The special education industry is as diverse and varied as the mainstream student population, if not more so. Students work hard to adapt their methodologies in order to compensate for a variety of learning styles in the classroom. Special education teachers, however, not only have to adapt to different students personalities and learning styles, but also on their specific mental, physical, or emotional limitations. Teachers need to be aware of the difficulties that can arise with conditions such as Attention Deficiency Hyperactivity Disorder (ADHD), dyslexia, hearing or visual impairment, emotional disturbance, and many others. What’s more, special education teachers have to meet these challenges head on with an unfailingly positive attitude. It can be easy to lose motivation when you work with such a challenging population, but the teachers and other professionals who truly love what they do see the special education program as a happy challenge.
If you have viewed Annette Lambeth’s bio on any of her various social media accounts, then you know that she is exactly this type of educator. She currently works as the Executive Director of Student Support Services in the Adams 12 Five Star District in Colorado. As such, she has taken on the responsibility of providing children ages three years to twenty-one years of age with educational support relative to their specific needs. She has overseen a great improvement across all aspects of special education and continued to push her colleagues and superiors to make lasting and effective changes to the system.

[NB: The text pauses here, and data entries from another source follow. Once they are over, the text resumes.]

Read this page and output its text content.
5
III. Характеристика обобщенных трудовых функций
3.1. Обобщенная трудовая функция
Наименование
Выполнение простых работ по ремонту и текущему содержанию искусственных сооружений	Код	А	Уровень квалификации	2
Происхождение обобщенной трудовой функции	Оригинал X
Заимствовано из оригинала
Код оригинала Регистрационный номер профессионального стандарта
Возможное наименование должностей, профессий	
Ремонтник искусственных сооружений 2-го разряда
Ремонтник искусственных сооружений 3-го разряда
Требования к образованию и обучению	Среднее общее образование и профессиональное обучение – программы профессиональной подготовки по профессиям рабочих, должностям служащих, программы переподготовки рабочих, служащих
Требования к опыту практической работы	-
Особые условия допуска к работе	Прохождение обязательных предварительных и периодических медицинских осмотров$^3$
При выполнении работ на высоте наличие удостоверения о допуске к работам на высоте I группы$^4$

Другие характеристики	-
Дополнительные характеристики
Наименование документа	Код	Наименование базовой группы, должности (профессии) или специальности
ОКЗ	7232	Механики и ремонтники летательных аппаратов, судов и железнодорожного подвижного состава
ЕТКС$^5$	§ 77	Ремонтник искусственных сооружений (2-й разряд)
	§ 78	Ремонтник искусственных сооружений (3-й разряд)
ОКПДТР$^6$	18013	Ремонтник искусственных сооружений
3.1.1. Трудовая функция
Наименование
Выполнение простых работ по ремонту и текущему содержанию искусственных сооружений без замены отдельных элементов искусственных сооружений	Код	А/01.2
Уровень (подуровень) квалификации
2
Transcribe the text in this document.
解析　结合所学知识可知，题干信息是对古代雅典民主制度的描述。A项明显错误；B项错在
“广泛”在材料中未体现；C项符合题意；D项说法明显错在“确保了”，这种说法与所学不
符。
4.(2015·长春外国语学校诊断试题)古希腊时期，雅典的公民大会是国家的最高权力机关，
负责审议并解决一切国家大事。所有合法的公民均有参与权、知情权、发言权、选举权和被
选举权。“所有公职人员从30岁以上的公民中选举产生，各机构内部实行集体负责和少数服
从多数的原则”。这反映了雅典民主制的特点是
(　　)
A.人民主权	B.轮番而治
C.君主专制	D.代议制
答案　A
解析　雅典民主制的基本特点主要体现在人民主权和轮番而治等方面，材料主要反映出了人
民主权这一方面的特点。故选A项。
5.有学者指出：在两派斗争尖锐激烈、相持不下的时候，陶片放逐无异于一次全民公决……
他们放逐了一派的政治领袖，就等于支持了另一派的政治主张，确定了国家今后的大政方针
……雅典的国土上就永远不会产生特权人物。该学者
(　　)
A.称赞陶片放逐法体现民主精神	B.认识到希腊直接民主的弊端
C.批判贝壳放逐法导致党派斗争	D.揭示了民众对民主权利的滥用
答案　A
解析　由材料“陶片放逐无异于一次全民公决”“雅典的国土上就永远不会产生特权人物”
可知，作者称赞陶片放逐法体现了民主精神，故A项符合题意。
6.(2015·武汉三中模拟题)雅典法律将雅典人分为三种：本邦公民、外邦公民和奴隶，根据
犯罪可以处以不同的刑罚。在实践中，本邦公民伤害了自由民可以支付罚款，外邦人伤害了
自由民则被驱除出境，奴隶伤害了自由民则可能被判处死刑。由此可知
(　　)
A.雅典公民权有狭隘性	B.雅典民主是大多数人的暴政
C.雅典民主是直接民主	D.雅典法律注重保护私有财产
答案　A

If one were to think of special education as a regular classroom they would be incredibly wrong. The main difference between a special education classroom and a mainstream one is that teachers in special education need to be drastically more flexible. You cannot guarantee that any student in special education will be engaged or even active or responsive with whatever activity you are trying to facilitate. Add into this mix the fact that many students have medical conditions, and distractions and interruptions are as predictable as the weather. That is why patience and understanding is important for a special education teacher. If you find any aspect of a student’s disability frustrating, remember that this student has to deal with that every day for the rest of their life.
Annette Lambeth (on CrowdRise), researches the best learning styles of US teachers so that they can ultimately help their students better.